Hello everyone! So this is a bit out of order, but that's how I roll. My mind occasionally brings good material to the surface so you have to run with it. I wrote this piece up for my Material Culture class about a week ago and presented it in class today. I decided I quite liked how I had stated things in it and how it described the city of Sarajevo, Bosnia and the nature of the Balkans as a whole, so I'm sharing it with you. I hope that you enjoy.

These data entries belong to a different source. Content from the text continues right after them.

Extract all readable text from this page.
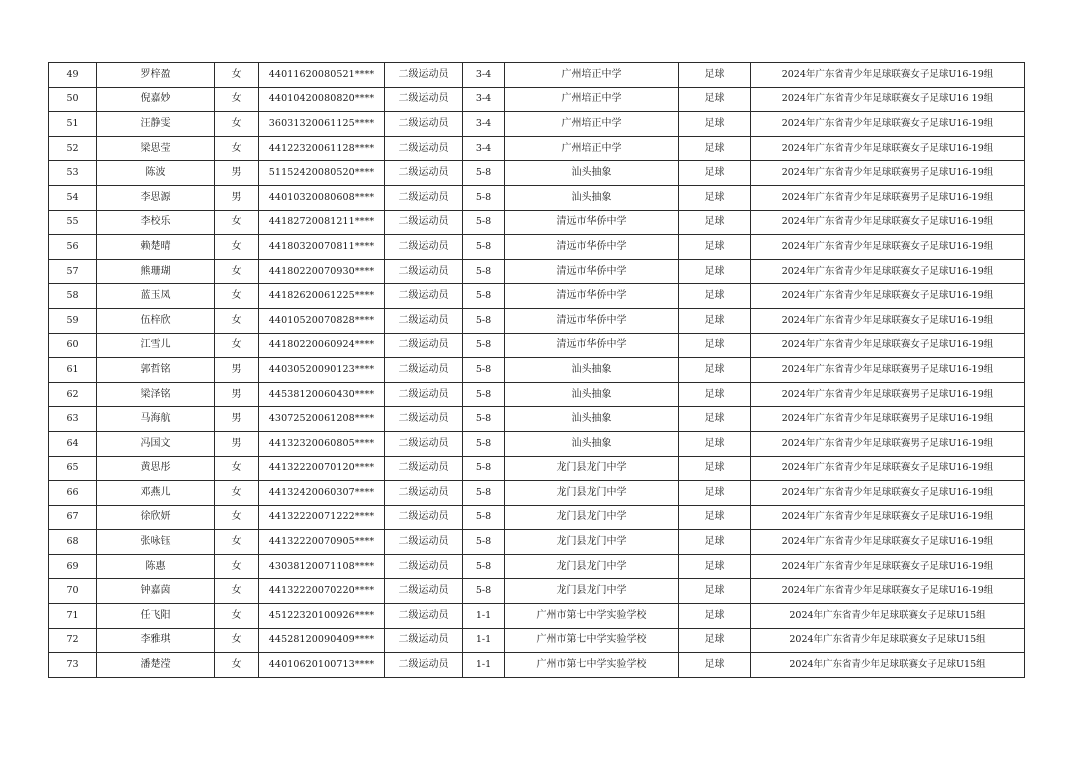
49	罗梓盈	女	44011620080521****	二级运动员	3-4	广州培正中学	足球	2024年广东省青少年足球联赛女子足球U16-19组
50	倪嘉妙	女	44010420080820****	二级运动员	3-4	广州培正中学	足球	2024年广东省青少年足球联赛女子足球U16 19组
51	汪静雯	女	36031320061125****	二级运动员	3-4	广州培正中学	足球	2024年广东省青少年足球联赛女子足球U16-19组
52	梁思莹	女	44122320061128****	二级运动员	3-4	广州培正中学	足球	2024年广东省青少年足球联赛女子足球U16-19组
53	陈波	男	51152420080520****	二级运动员	5-8	汕头抽象	足球	2024年广东省青少年足球联赛男子足球U16-19组
54	李思源	男	44010320080608****	二级运动员	5-8	汕头抽象	足球	2024年广东省青少年足球联赛男子足球U16-19组
55	李校乐	女	44182720081211****	二级运动员	5-8	清远市华侨中学	足球	2024年广东省青少年足球联赛女子足球U16-19组
56	赖楚晴	女	44180320070811****	二级运动员	5-8	清远市华侨中学	足球	2024年广东省青少年足球联赛女子足球U16-19组
57	熊珊瑚	女	44180220070930****	二级运动员	5-8	清远市华侨中学	足球	2024年广东省青少年足球联赛女子足球U16-19组
58	蓝玉凤	女	44182620061225****	二级运动员	5-8	清远市华侨中学	足球	2024年广东省青少年足球联赛女子足球U16-19组
59	伍梓欣	女	44010520070828****	二级运动员	5-8	清远市华侨中学	足球	2024年广东省青少年足球联赛女子足球U16-19组
60	江雪儿	女	44180220060924****	二级运动员	5-8	清远市华侨中学	足球	2024年广东省青少年足球联赛女子足球U16-19组
61	郭哲铭	男	44030520090123****	二级运动员	5-8	汕头抽象	足球	2024年广东省青少年足球联赛男子足球U16-19组
62	梁泽铭	男	44538120060430****	二级运动员	5-8	汕头抽象	足球	2024年广东省青少年足球联赛男子足球U16-19组
63	马海航	男	43072520061208****	二级运动员	5-8	汕头抽象	足球	2024年广东省青少年足球联赛男子足球U16-19组
64	冯国文	男	44132320060805****	二级运动员	5-8	汕头抽象	足球	2024年广东省青少年足球联赛男子足球U16-19组
65	黄思彤	女	44132220070120****	二级运动员	5-8	龙门县龙门中学	足球	2024年广东省青少年足球联赛女子足球U16-19组
66	邓燕儿	女	44132420060307****	二级运动员	5-8	龙门县龙门中学	足球	2024年广东省青少年足球联赛女子足球U16-19组
67	徐欣妍	女	44132220071222****	二级运动员	5-8	龙门县龙门中学	足球	2024年广东省青少年足球联赛女子足球U16-19组
68	张咏钰	女	44132220070905****	二级运动员	5-8	龙门县龙门中学	足球	2024年广东省青少年足球联赛女子足球U16-19组
69	陈惠	女	43038120071108****	二级运动员	5-8	龙门县龙门中学	足球	2024年广东省青少年足球联赛女子足球U16-19组
70	钟嘉茵	女	44132220070220****	二级运动员	5-8	龙门县龙门中学	足球	2024年广东省青少年足球联赛女子足球U16-19组
71	任飞阳	女	45122320100926****	二级运动员	1-1	广州市第七中学实验学校	足球	2024年广东省青少年足球联赛女子足球U15组
72	李雅琪	女	44528120090409****	二级运动员	1-1	广州市第七中学实验学校	足球	2024年广东省青少年足球联赛女子足球U15组
73	潘楚滢	女	44010620100713****	二级运动员	1-1	广州市第七中学实验学校	足球	2024年广东省青少年足球联赛女子足球U15组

There is something eloquent about ruins. Their mute testimonies compel us to listen to words emanating not from them, but from deep within our own consciousness’s, words trying to make sense of disaster borne of natural or human desires, destruction beyond our imagination. Ruins can come about organically, through disuse and time, or they can be the work of an instant, an earthquake, flood or explosive device that erupts at just the right moment leaving only remnants in its wake. It is the latter that most intrigue our minds, for nature’s destruction is always senseless to our humanity, yet when we find it is our fellow men who have carried out these acts, we balk. We are logical, thinking things, and we turn our backs to logic. These structures can be repaired or demolished, or they can bear witness. In Sarajevo, they have a history museum devoted to the story of Bosnia-Hercegovina through the ages, and the more recent tale of the siege of Sarajevo. An outsider would not know of the purpose of this building but for the lettering pasted onto the side. Some of the building has had to be repaired, so that people may walk free of the tangle of twisted metal, or the jagged skylights whose creation was not borne of elegance. Yet much of the exterior has been left untouched. Bullet pocks fleck the exterior, naming a survivor of the horror just as surely as the scars of smallpox would have done 200 years ago. The stairs are marred by missing chunks of concrete, making the walk up hazardous, giving the visitor the tiniest sensation of danger, and the necessity for care. The garden grows wild with tall weeds pushing through cracks in the courtyard, none beautiful enough to bloom. Military vehicles are strewn about, slowly collecting rust, but still giving the impression of an event temporarily interrupted, to be resumed at a later date, for if it were finished our minds tell us, there would be order. The entire museum gives a feeling of time suspended simply for your benefit, and that once you leave again, it will resume its natural course. The interior is spartan, the walls and
One of Sarajevo's many ruins
floors repaired but this is not a luxurious space. It is a place of action with no time to mess about with frou-frou. The inner workings of the building remain exposed, with pipes and wires creating a Gordian knot above your head. The space is clean but not sanitized. The building reminds you that this is not over, that the wounds and animosities have not yet healed, for when you walk outside you see similar buildings, yet these do not hold museums. These are ruins that will not be reclaimed, instead bearing their testimony ignobly as stray dogs wander through and the last rays of the sun shoot through perfect circles in their masonry, the jagged cracked edges the only sign that they were not intentional. A conventional history museum would speak of the conflict as history, yet the ruinous nature of the building invites the visitor to see it as reality, to view it not with the detachment of wandering through an exhibition and then popping out to hit the next tourist attraction. It forces the viewer to consider the implications and walk away unsettled, because our minds detest the scars on buildings as much as on human skin and yet in our perversity we cannot look away from either.